In a recent announcement, global credit insurer Coface Group said the original BRIC economies of Brazil, Russia, India and China would post below-average growth in 2014, down 3.2 percentage points on their average for the previous decade.
However, a new wave of 10 emerging economies with accelerating economic growth, solid production prospects and financing to support expansion could eclipse them, it said.
According to the France-based company, Colombia, Indonesia, Peru, the Philippines and Sri Lanka placed in its first group of star performers, with sound business climates similar to current BRICS. Bangladesh, Ethiopia, Kenya, Tanzania and Zambia made up its second group, which while having potential faced more difficult business environments.
“Naturally, it will be more difficult for the second group of countries, who could take longer to fully realize their growth potential. However, their business environment problems are relative: in 2001, the quality of governance in Brazil, China, India and Russia was comparable to that of Kenya, Tanzania, Zambia, Bangladesh and Ethiopia today,” said Julien Marcilly, Coface’s head of country risk.
The new grouping benefits from inflation rates around 2.8 percentage points lower than those facing the original BRICS, as well as having less public debt, averaging 40 percent of gross domestic product (GDP) compared to 54 percent for the then BRICS, as first identified by Goldman Sachs economist Jim O’Neill in 2001.

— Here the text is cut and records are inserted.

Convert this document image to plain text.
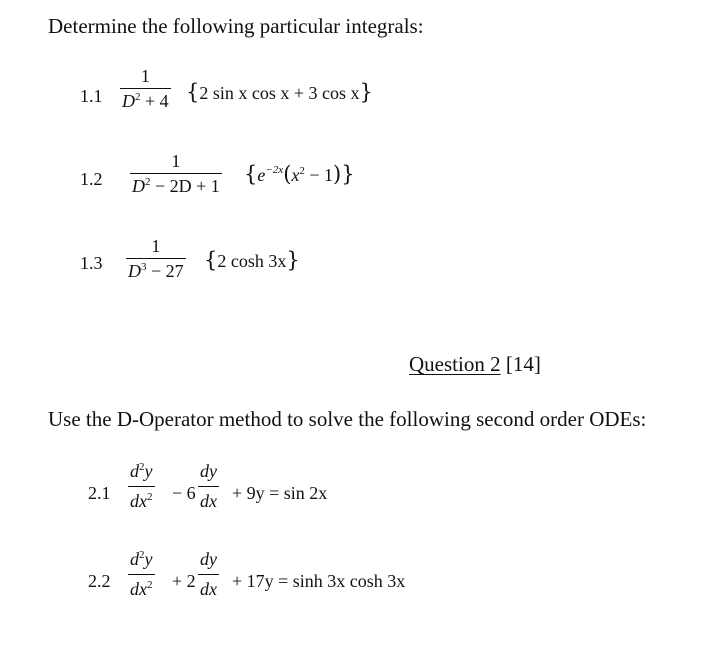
Determine the following particular integrals:
1.1
1
$D^2 + 4$ {2 sin x cos x + 3 cos x}
1.2
1
$D^2 - 2D + 1$ $\{e^{-2x}(x^2 - 1)\}$
1.3
1
$D^3 - 27$ {2 cosh 3x}
Question 2 [14]
Use the D-Operator method to solve the following second order ODEs:
2.1
$d^2y$
$dx^2 - 6$
dy
dx + 9y = sin 2x
2.2
$d^2y$
$dx^2 + 2$
dy
dx + 17y = sinh 3x cosh 3x
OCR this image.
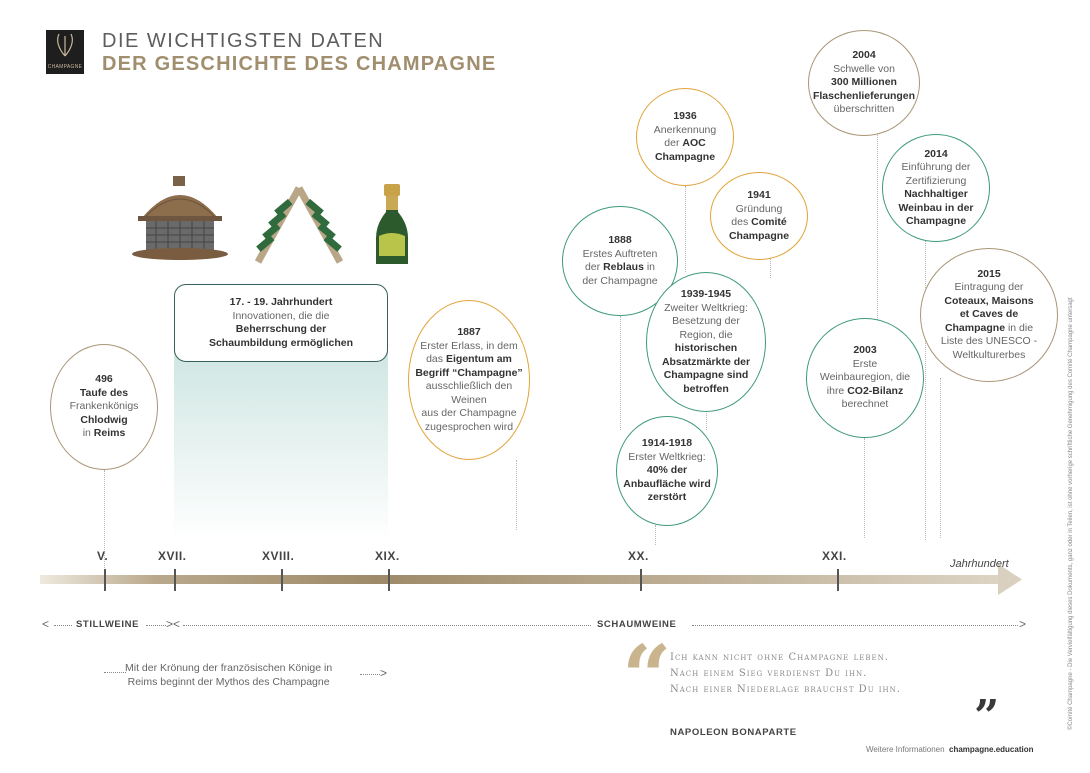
CHAMPAGNE
DIE WICHTIGSTEN DATEN
DER GESCHICHTE DES CHAMPAGNE
17. - 19. Jahrhundert
Innovationen, die die
Beherrschung der
Schaumbildung ermöglichen
496
Taufe des
Frankenkönigs
Chlodwig
in Reims
1887
Erster Erlass, in dem
das Eigentum am
Begriff “Champagne”
ausschließlich den Weinen
aus der Champagne
zugesprochen wird
1888
Erstes Auftreten
der Reblaus in
der Champagne
1914-1918
Erster Weltkrieg:
40% der
Anbaufläche wird
zerstört
1936
Anerkennung
der AOC
Champagne
1941
Gründung
des Comité
Champagne
1939-1945
Zweiter Weltkrieg:
Besetzung der
Region, die
historischen
Absatzmärkte der
Champagne sind
betroffen
2003
Erste
Weinbauregion, die
ihre CO2-Bilanz
berechnet
2004
Schwelle von
300 Millionen
Flaschenlieferungen
überschritten
2014
Einführung der
Zertifizierung
Nachhaltiger
Weinbau in der
Champagne
2015
Eintragung der
Coteaux, Maisons
et Caves de
Champagne in die
Liste des UNESCO -
Weltkulturerbes
V.	XVII.	XVIII.	XIX.	XX.	XXI.
Jahrhundert
<	STILLWEINE ><	SCHAUMWEINE	>
Mit der Krönung der französischen Könige in
Reims beginnt der Mythos des Champagne
>	“
Ich kann nicht ohne Champagne leben.
Nach einem Sieg verdienst Du ihn.
Nach einer Niederlage brauchst Du ihn.
”
NAPOLEON BONAPARTE
Weitere Informationen champagne.education
©Comité Champagne - Die Vervielfältigung dieses Dokuments, ganz oder in Teilen, ist ohne vorherige schriftliche Genehmigung des Comité Champagne untersagt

Nevertheless, Coface pointed to weaknesses in its “new emerging” group, including a lower share of the world population, comprising 11 percent compared to the BRICS’ 43 percent in 2001. They also have smaller economies, representing only 70 percent of the BRICS in 2001, while running average current account deficits of around 6 percent of GDP compared to the original BRICS’ surpluses.

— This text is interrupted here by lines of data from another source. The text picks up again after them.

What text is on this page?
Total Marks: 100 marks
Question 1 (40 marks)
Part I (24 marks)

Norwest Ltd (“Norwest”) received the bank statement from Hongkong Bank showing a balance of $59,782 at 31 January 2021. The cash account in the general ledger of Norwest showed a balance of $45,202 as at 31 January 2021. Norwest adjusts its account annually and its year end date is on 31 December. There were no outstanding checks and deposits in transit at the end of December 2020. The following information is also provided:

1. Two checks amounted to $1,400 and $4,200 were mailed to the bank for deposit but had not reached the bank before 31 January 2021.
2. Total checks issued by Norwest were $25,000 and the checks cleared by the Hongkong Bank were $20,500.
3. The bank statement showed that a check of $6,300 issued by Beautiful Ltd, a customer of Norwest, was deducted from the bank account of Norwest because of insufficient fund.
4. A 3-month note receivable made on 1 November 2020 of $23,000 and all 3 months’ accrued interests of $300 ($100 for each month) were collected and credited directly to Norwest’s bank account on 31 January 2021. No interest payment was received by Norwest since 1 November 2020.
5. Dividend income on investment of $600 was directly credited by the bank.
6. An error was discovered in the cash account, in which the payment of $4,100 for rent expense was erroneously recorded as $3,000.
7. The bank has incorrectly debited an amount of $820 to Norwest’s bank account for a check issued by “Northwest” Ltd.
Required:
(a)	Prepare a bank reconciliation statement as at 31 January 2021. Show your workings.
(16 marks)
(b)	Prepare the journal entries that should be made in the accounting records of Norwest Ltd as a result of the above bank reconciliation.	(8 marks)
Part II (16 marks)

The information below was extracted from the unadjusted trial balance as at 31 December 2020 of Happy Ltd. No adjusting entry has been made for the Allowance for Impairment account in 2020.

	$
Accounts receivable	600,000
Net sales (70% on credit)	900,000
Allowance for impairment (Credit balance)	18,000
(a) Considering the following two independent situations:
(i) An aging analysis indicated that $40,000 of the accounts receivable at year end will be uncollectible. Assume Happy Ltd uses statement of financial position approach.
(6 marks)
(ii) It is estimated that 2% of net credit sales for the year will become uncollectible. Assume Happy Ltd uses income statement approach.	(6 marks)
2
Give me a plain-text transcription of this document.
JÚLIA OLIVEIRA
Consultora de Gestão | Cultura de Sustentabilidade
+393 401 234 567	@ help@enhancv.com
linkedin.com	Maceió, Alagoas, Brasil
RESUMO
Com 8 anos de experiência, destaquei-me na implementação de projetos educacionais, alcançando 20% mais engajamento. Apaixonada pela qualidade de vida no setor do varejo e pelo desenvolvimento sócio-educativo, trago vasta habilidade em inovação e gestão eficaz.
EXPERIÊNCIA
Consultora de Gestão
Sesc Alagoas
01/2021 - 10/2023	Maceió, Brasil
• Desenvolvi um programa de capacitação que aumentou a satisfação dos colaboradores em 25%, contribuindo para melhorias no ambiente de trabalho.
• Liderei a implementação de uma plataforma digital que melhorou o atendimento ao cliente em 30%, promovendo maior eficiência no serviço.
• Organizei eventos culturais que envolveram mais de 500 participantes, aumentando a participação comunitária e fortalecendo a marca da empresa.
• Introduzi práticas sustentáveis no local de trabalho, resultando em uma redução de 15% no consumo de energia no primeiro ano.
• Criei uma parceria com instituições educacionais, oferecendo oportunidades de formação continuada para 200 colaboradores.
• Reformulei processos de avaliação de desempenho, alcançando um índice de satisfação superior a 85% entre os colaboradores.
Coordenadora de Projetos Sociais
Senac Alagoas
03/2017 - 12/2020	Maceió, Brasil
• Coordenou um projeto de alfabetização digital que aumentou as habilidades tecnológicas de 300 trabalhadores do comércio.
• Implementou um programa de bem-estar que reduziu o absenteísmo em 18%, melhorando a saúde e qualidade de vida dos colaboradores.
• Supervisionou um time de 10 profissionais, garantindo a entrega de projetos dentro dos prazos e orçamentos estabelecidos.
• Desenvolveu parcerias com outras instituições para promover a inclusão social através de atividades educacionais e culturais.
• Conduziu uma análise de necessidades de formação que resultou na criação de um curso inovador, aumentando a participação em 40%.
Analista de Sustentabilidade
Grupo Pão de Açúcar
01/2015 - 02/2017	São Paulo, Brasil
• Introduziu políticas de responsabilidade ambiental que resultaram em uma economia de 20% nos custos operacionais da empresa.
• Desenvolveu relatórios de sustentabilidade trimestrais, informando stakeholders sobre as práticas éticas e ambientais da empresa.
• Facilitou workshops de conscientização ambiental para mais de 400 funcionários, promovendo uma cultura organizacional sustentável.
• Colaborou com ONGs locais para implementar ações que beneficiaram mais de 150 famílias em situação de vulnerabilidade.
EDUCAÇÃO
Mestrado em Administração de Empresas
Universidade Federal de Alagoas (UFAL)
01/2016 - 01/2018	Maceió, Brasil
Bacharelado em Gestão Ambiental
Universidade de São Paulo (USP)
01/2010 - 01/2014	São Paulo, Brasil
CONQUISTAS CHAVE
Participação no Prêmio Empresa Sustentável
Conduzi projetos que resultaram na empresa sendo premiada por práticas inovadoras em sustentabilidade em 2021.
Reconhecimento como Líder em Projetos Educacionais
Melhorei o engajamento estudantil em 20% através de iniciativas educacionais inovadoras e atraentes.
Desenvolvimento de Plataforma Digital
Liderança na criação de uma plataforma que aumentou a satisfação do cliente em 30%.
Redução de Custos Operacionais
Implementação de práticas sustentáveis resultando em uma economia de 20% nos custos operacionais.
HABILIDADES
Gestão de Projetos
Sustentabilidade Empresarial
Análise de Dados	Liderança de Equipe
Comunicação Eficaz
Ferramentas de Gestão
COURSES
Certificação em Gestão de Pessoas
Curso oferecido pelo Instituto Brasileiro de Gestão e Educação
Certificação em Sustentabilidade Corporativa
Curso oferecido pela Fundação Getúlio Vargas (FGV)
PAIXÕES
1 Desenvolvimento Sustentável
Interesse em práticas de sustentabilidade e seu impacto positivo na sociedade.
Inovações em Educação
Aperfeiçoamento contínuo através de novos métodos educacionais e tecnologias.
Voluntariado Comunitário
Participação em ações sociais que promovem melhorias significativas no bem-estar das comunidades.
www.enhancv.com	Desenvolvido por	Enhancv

“With growth in developed countries being structurally weaker today, the ‘new emerging’ countries may benefit less from trade towards these countries than did the BRICS in the 2000s. Their growth rates will depend more on their domestic markets and on exports to other emerging markets,” Marcilly said.
BRICS ‘Running Out Of Steam’
Coface said the BRICS’ race to catch up to their developed rivals had been “running out of steam since 2010, with growth of the big emerging economies slowing noticeably since early 2013.” It pointed to China’s slowdown to an expected 7.2 percent expansion in 2014, down from its 10.6 percent annual average between 2000 and 2011.
Similarly, it said India would grow by 5 percent this year compared to 7.8 percent between 2000 and 2011, with Russia achieving 1 percent versus 4.8 percent, Brazil 2 percent against 3.8 percent, and South Africa 2.5 percent versus 3.6 percent over the same timeframe.
Coface said the BRICS’ reduced growth stemmed from both cyclical and structural factors, confirming the existence of a “middle income trap.” Under this trap, growth in emerging economies starts slowing by 2 percentage points a year when per capita income reaches about $17,000.
The new grouping identified by the insurer adds to the acronym soup that has sprung up since the BRICS, including O’Neill’s “Next-11” comprising the most populous countries after the BRICS; economist Robert Ward’s “CIVETS,” consisting of Colombia, Indonesia, Vietnam, Egypt, Turkey and South Africa; and BBVA’s “EAGLES,” comprising Brazil, China, South Korea, India, Indonesia, Mexico, Russia, Taiwan and Turkey.
Western Orientation Favored
While Asia features in the new wave, this year’s high flyers are expected to have a more traditional orientation.
In a research note released Friday, ANZ Research said Asian economies with greater exposure to Western markets compared to China would outperform in 2014, “a grouping that includes most of the ASEAN economies but Malaysia and the Philippines in particular.”
The bank said regional economic activity would pick up speed over the remainder of the year, following a “loss of momentum in both the U.S. and China in the first quarter.”
“Our core view is still formed around the view that most of South and Southeast Asia will be bumping up against new and lower potential growth rates over the course of 2014-15. Coupled with idiosyncratic domestic determinants such as electricity prices and subsidy rationalization, inflation pressures will emerge over a varied period in the second half of the year, or for some countries in the first part of 2015,” it said.
“We expect the Philippines will be the first central bank to tighten policy, with Malaysia following a quarter after. The manifestation of a forward-looking deterioration in the inflation outlook is likely to be the key trigger for both central banks to start winding back either negative or very low real rates. Risks are now skewing to both India and Indonesia having to move to yet higher policy rates in 2014-2015 to keep inflation contained.”
Coface’s predictions add to the earlier gloomy prognosis from “Dr Doom,” economist Nouriel Roubini, who said the BRICS were “falling back to reality.”
For Asia though, the region’s prominence among the next expected star performers signifies its continued emergence on the global economic stage.